The Rise and Fall of Erwin Rommel
In this well-known but undated photograph taken in North Africa, famed German commander Erwin Rommel (left) stands in his staff car. According to the U.S. National Archives the image appears to show Rommel visiting the 15th Panzer Division somewhere in the Libyan desert between Tobruk and Sidi Omar circa 1941. Regardless of when or where exactly the photo was taken, Rommel appears here at the height of his powers. He had both tanks and infantry at his disposal, rugged terrain to explore and exploit and substantive freedom of action to pursue victories. His peaked service cap, scarf and goggles — the latter allegedly given to him by British Maj. Gen. Michael Gambier-Perry — became a signature part of his wartime image during his period of success.
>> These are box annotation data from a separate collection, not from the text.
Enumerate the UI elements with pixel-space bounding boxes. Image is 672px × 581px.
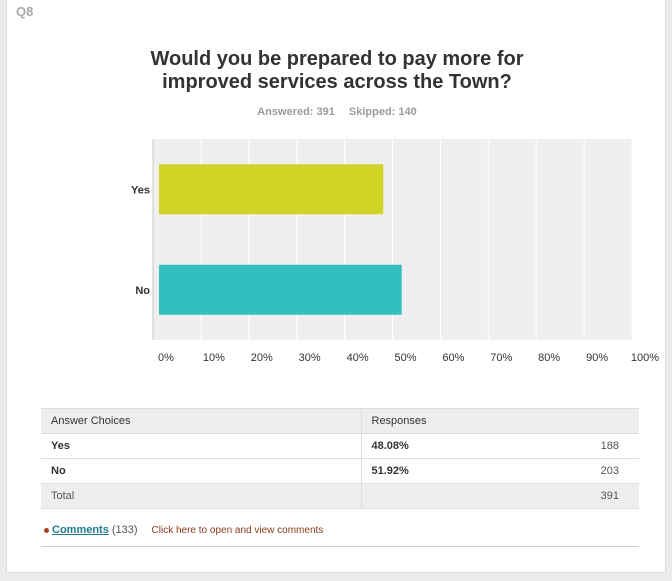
question-card: Q8 Would you be prepared to pay more for… <box>6 0 666 573</box>
table-total-row: Total 391 <box>41 483 639 509</box>
total-count: 391 <box>531 483 639 509</box>
x-tick-label: 90% <box>586 352 608 364</box>
x-tick-label: 60% <box>442 352 464 364</box>
open-comments-link[interactable]: Click here to open and view comments <box>151 525 324 536</box>
row-choice: No <box>41 458 362 484</box>
bar-no <box>159 264 402 315</box>
total-label: Total <box>41 483 362 509</box>
comments-bar: Comments (133) Click here to open and view… <box>44 524 323 536</box>
comment-bullet-icon <box>44 527 49 533</box>
x-tick-label: 70% <box>490 352 512 364</box>
x-tick-label: 40% <box>347 352 369 364</box>
total-empty <box>361 483 531 509</box>
x-tick-label: 20% <box>251 352 273 364</box>
comments-count: (133) <box>111 524 138 536</box>
header-responses: Responses <box>361 408 531 434</box>
header-answer-choices: Answer Choices <box>41 408 362 434</box>
title-line-2: improved services across the Town? <box>162 71 512 93</box>
question-number: Q8 <box>16 4 34 19</box>
row-count: 188 <box>531 433 639 459</box>
response-stats: Answered: 391 Skipped: 140 <box>7 106 667 118</box>
skipped-count: Skipped: 140 <box>348 106 417 118</box>
x-tick-label: 10% <box>203 352 225 364</box>
y-category-label: Yes <box>131 184 150 196</box>
x-tick-label: 100% <box>631 352 659 364</box>
comments-link[interactable]: Comments <box>52 524 109 536</box>
x-tick-label: 80% <box>538 352 560 364</box>
divider <box>41 546 639 547</box>
table-row: No 51.92% 203 <box>41 458 639 484</box>
answered-count: Answered: 391 <box>257 106 335 118</box>
row-choice: Yes <box>41 433 362 459</box>
row-percent: 51.92% <box>361 458 531 484</box>
bar-chart: 0% 10% 20% 30% 40% 50% 60% 70% 80% 90% 100% Yes No <box>131 139 659 364</box>
question-title: Would you be prepared to pay more for im… <box>7 48 667 94</box>
x-tick-label: 0% <box>158 352 174 364</box>
row-percent: 48.08% <box>361 433 531 459</box>
header-count <box>531 408 639 434</box>
bar-yes <box>159 164 384 215</box>
title-line-1: Would you be prepared to pay more for <box>150 48 524 70</box>
x-tick-label: 30% <box>299 352 321 364</box>
y-category-label: No <box>135 285 150 297</box>
x-tick-label: 50% <box>394 352 416 364</box>
row-count: 203 <box>531 458 639 484</box>
table-row: Yes 48.08% 188 <box>41 433 639 459</box>
responses-table: Answer Choices Responses Yes 48.08% 188 … <box>41 408 639 509</box>
table-header-row: Answer Choices Responses <box>41 408 639 434</box>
Following his defeat at the Second Battle of El Alamein in late 1942, German war photographers took far fewer photos of the famous Desert Fox in the wilderness — Third Reich propagandists acted on the ethos that no news was better than bad news. Extant photos taken of Rommel in the desert while his star was declining show him appearing sickly, wrapped in a dark greatcoat and often wearing a different and shoddier-looking service cap.
After Rommel’s forces lost in North Africa, the once feted Field Marshal disappeared from German military newsreels altogether until Adolf Hitler’s High Command decided to exploit his former fame for propaganda purposes as he inspected the Atlantic Wall in 1944. Rommel by this time was no longer the same military commander who had achieved daring victories in the desert. In his memoirs and personal letters, he expressed bitterness and a deep-seated anger about the higher conduct of the war, especially regarding the fate of his troops who fought in North Africa.